La Chine n’est pas source de « problèmes », mais d’« opportunités »

 

 

ZHENG RUOLIN*

 

 

Récemment, alors que je suivais le programme C dans l'air (l'émission du 25 octobre dernier), j'y ai vu une de mes vieilles connaissances, l'économiste Philippe Dessertine. Quand j'étais en France, nous étions souvent tous deux invités sur les plateaux télévisés pour débattre de sujets concernant la Chine. Une fois, nous avions participé à une émission sur Canal+ pour faire la promotion de nos livres. J'ai présenté mon ouvrage Les Chinois sont des hommes comme les autres et lui, son roman Le Gué du tigre. Si nous étions réunis dans cette émission, c'est parce que son roman racontait un épisode de l'histoire chinoise : la fuite de Wang Lijun au consulat américain. Son slogan publicitaire était alors : « Tout est faux, mais tout est vrai. » À propos de son œuvre, j'aurais dit tout l'inverse : « Tout est vrai, c'est faux ; et tout est faux, c'est vrai. » Il s'agit d'une pure fiction, totalement dissociée de la réalité chinoise, et même éloignée de la réalité américaine. Je ne vais pas détailler l'histoire ici.
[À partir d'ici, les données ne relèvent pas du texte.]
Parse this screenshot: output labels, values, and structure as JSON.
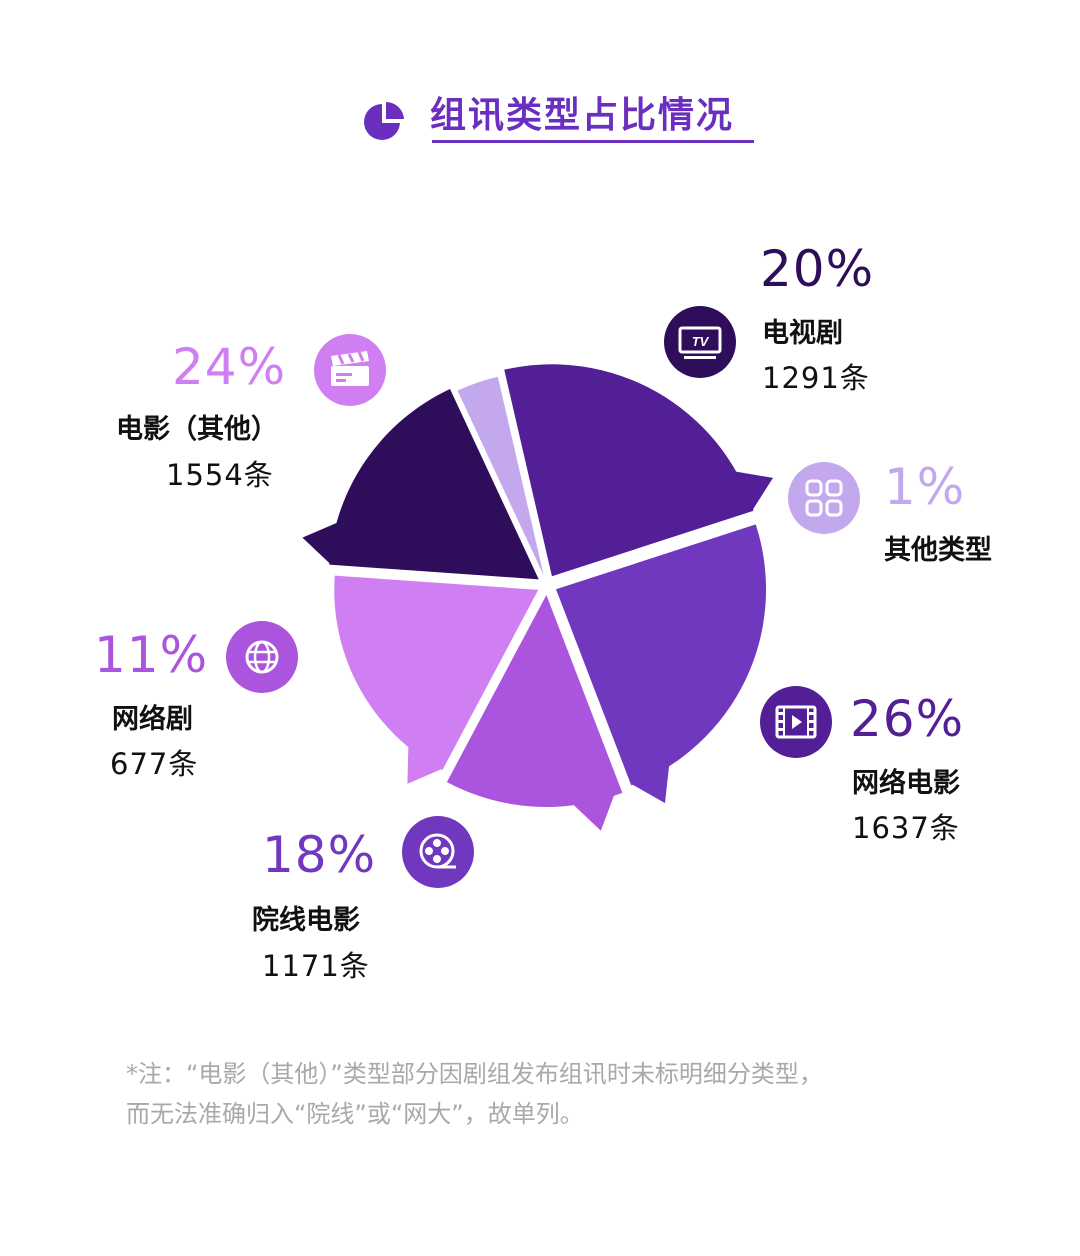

Suite à mon départ de l'Hexagone, j'ai entendu dire que ce livre avait rencontré un franc succès et existait même en version poche aujourd'hui. C'est fort regrettable pour des gens comme moi qui s'efforcent de présenter au monde la réalité de la Chine.

 

 

Le 21 avril 2016, le train Chine-Europe arrive à Lyon pour la première fois.

 

 

Du beurre qui a du mal à passer

Cette fois-ci, dans le programme C dans l'air, ce fameux économiste a discuté des enjeux de l'économie chinoise, avec des remarques généralement assez tranchantes mais crédibles. Toutefois, il m'a laissé perplexe. L'émission en est venue à aborder la pénurie de beurre qui touche actuellement l'Europe, et plus particulièrement la France. Dans les supermarchés, des rayons entiers dédiés au beurre sont à présent vides. Une situation très inquiétante pour les Français, qui pour beaucoup ne peuvent pas se passer de cet aliment. D'après les explications de M. Dessertine, cette pénurie en France résulterait en partie du fait que les Chinois se sont mis à consommer du beurre.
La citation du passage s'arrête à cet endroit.